Australia Withdraws From Davis Cup

Apr 27, 2009

Australia is facing sanctions over its decision to withdraw from next months Davis Cup tie against India, due to be held in the city of Chennai from May 8-10.

Australian tennis officials in response to player unease had requested that the tie be moved from Chennai to a neutral venue, and when this request was denied they withdrew from the competition citing fears for player safety, especially with the elections to be run at that time.

Aussie Decision In Defiance Of ITF Ruling

The International Tennis Federation had undertaken its own assessment of the situation and had deemed the event to meet its safety guidelines, making the decision of Tennis Australia a direct challenge to that assessment.

As a result there is a chance that Australia may face a one year ban from the tournament, as well as a fine of up to $100,000.

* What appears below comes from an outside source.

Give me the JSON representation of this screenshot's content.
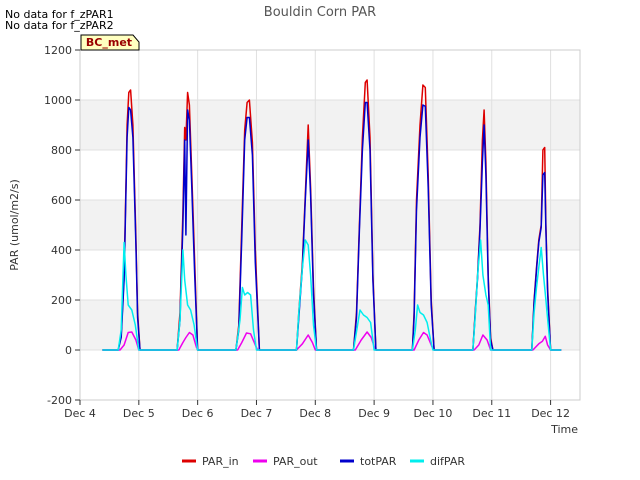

Subcontinental Safety Fears Not New

The safety of sportsmen on the subcontinent has been a major talking point over the past few months, with the general opinion being that the situation is too volatile at present for anyone to adequately make guarantees about the safety of teams and individuals.

The terror attacks in Mumbai in November rasied the issues loud and clear, but it was the attack on the Sri Lankan cricket team in Lahore last month that really hammered home the realities of the situation in that region.

Granted Lahore is in Pakistan not India, and the poilitical instability in that country far exceeds the situation in India.

However, the decision by the Indian Premier League (IPL) cricket officials to shift an entire 6 week cricket tournament from India to South Africa speaks volumes about what their own assessment of the situation is.

That event is much larger in scale, making it more difficult to manage the safety of so many teams and dindividuals. But to my way of thinking, the fact that there is enough concern about player safety to move the whole tournament offshore provides backing to the decision of Tennis Australia to put the safety of its players first and abandon the tie.

What was interesting to note were the reactions of Indian tennis officials. They were justifiably upset by the situation, but seemed to go a little far in their accusations towards Australian tennis officials branding them as “arrogant” and “highly irresponsible” and announcing their intentions to state that opinion in writitng to the ITF.

Sounds a little petulant to me.

In Other Tennis News


First Transsexual On Women’s Tour In 25 Years

Back in the late 70′s and early 80′s a female player by the name of Renee Richards competed on the women’s tour – the first ever transsexual to do so. She had to take legal action against American tennis authorities, eventually going all the way to the Supreme Court to have a ban overturned which allowed her to compete. She played her first U.S Open in 1977, and made the quarter finals the following year.

Renee’s story provided much of the inspiration for the second transsexual to play on tour, Andrea Pardes from Chile who suffered a heavy 6-0, 6-0 loss in her first ever event in Argentina over the weekend.

At the age of 37 it it is a fairly safe bet that she won’t be reaching the quarter finals of a Grand Slam any time soon, but there are still mixed emotions from players about the situation, with some claiming her hormones give her an advantage over her opponents.